Architect Steven Whiting’s first renovation plan for a single-fronted brick cottage in Fitzroy hit a budget and brief that were as tight as the 79-square-metre site and its heritage constraints.
With client Jennifer Baker asking for two upstairs bedrooms to replace a single mezzanine one, the revamped addition “had to tuck in behind the existing room and not be visible from the street,” Whiting says.
“It was a box. Square and simple,” he states. “But I wasn’t happy because it was driven too much from cost. So I revisited what has turned out to be a fantastic little project.”
The cottage is one of three mirrored, four-metre-wide Victorian frontages, whose big visual feature is the bluestone church that stands directly behind them.
In his radical revision of the plan, instead of combating or ignoring “the large, dark, imposing mass in the backyards that was lumbering over us,” Whiting made the church the attribute of outlook and designed an intricately folded roofline he calls “an angel’s wing”. “When we went for the folds and the angel’s wing, we paid homage to the church. We perfectly framed the steeple.”
Whiting, who has a double degree in interior design and architecture, says the house was designed from the inside out and that the intrigue in every angle and view constitutes “a layering of spatiality”.

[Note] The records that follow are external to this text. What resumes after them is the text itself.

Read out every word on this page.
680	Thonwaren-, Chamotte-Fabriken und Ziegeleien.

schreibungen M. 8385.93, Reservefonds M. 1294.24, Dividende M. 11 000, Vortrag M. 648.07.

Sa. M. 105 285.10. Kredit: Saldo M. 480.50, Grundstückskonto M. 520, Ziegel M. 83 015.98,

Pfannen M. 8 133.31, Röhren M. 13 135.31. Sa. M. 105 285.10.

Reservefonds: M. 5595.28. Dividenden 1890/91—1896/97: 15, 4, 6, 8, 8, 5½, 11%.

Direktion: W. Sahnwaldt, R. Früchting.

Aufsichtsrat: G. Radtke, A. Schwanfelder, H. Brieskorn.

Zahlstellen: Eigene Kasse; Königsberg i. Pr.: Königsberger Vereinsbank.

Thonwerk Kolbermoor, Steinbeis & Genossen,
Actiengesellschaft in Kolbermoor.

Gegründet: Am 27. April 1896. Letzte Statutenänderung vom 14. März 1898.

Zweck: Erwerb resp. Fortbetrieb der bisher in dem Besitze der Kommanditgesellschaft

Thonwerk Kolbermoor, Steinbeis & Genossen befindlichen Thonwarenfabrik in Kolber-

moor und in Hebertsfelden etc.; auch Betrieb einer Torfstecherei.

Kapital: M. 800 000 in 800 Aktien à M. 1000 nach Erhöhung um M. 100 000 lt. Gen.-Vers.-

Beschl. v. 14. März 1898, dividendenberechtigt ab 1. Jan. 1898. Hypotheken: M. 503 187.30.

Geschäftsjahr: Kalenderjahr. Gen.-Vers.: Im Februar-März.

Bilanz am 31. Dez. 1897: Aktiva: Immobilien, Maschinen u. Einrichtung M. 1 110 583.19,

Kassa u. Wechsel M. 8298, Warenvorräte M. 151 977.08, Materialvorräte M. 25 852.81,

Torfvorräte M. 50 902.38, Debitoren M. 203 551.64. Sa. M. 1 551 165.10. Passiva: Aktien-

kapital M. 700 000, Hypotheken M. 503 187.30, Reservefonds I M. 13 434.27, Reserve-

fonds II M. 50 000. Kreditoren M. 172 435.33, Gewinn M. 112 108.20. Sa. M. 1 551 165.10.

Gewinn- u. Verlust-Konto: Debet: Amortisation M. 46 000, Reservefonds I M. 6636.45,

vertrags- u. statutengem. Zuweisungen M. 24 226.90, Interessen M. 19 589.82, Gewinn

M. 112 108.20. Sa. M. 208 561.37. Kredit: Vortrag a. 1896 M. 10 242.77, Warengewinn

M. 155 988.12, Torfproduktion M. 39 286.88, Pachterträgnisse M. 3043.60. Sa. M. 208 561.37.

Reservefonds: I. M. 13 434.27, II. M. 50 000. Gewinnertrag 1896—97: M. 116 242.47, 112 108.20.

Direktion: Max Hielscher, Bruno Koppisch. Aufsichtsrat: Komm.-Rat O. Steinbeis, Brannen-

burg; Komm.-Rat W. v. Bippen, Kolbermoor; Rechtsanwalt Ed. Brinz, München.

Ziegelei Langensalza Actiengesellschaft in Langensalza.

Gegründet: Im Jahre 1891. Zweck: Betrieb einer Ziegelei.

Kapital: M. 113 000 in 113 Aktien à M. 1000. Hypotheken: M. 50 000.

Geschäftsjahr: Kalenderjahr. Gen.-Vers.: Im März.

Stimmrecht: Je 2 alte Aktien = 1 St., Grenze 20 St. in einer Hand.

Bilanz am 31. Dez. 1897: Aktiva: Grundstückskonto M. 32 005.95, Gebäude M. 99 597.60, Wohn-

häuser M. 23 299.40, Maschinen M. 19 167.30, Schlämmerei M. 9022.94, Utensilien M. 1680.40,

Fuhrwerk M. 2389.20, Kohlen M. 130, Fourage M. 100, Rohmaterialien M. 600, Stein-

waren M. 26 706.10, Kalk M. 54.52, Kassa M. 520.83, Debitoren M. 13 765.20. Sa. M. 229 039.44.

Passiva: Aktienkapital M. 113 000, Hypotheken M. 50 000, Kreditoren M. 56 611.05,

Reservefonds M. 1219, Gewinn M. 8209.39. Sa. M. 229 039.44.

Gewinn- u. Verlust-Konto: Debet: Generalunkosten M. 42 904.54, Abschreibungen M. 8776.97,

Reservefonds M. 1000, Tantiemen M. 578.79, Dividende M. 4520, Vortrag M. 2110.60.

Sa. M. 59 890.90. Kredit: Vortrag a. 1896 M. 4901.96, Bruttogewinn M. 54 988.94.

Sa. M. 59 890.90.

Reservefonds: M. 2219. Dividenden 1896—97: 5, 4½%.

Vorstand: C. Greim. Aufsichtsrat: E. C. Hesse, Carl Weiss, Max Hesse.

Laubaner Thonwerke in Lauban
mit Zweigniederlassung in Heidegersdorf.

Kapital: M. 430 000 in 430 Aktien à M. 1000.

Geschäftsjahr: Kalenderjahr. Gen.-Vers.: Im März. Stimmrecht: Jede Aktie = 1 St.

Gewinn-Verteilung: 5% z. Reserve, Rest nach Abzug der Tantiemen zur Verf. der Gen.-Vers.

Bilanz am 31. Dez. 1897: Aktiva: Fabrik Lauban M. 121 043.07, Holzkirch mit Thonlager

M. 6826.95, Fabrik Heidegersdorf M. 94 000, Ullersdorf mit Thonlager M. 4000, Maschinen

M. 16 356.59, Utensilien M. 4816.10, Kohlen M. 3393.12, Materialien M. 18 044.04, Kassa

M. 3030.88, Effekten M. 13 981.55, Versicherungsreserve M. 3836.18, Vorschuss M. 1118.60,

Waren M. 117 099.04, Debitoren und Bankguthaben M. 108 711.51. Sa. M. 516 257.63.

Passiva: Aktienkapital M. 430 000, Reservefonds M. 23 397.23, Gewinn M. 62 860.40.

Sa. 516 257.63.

Under complex roof angles that incorporate the light-dappling effects of perforated metal screens, the construction required ingenuity of the builder to make a bespoke building “unlike anything ever done before”.
In a little house of surprises, the main one is the entry to the stairway, which is set outside the downstairs living room. Its entry portal is through what looks like a white pantry door in the small galley kitchen. “You could be downstairs in this house and never imagine there is any more to it. But you open a door in the cupboard and …”
And there you are, stepping up “through a cloistered space in which the light moves as the sun moves. The light is like water. Like liquid.”
While the second plan was realised for marginally more than what the first would have cost, “emotionally and aesthetically” it was so much more fulfilling for the architect leaning towards the art of building design and the vested trust of an ultimately delighted client. “It was also a lot less imposing on the neighbours next door, the people who have to look at it,” Whiting says.
Jennifer Baker had held onto the house for 25 years because she always knew it had “amazing potential”.
“It’s just so amazing to have that church in the backyard, especially at night when I can hear the choir singing and see the spectacular stained glass lit up”.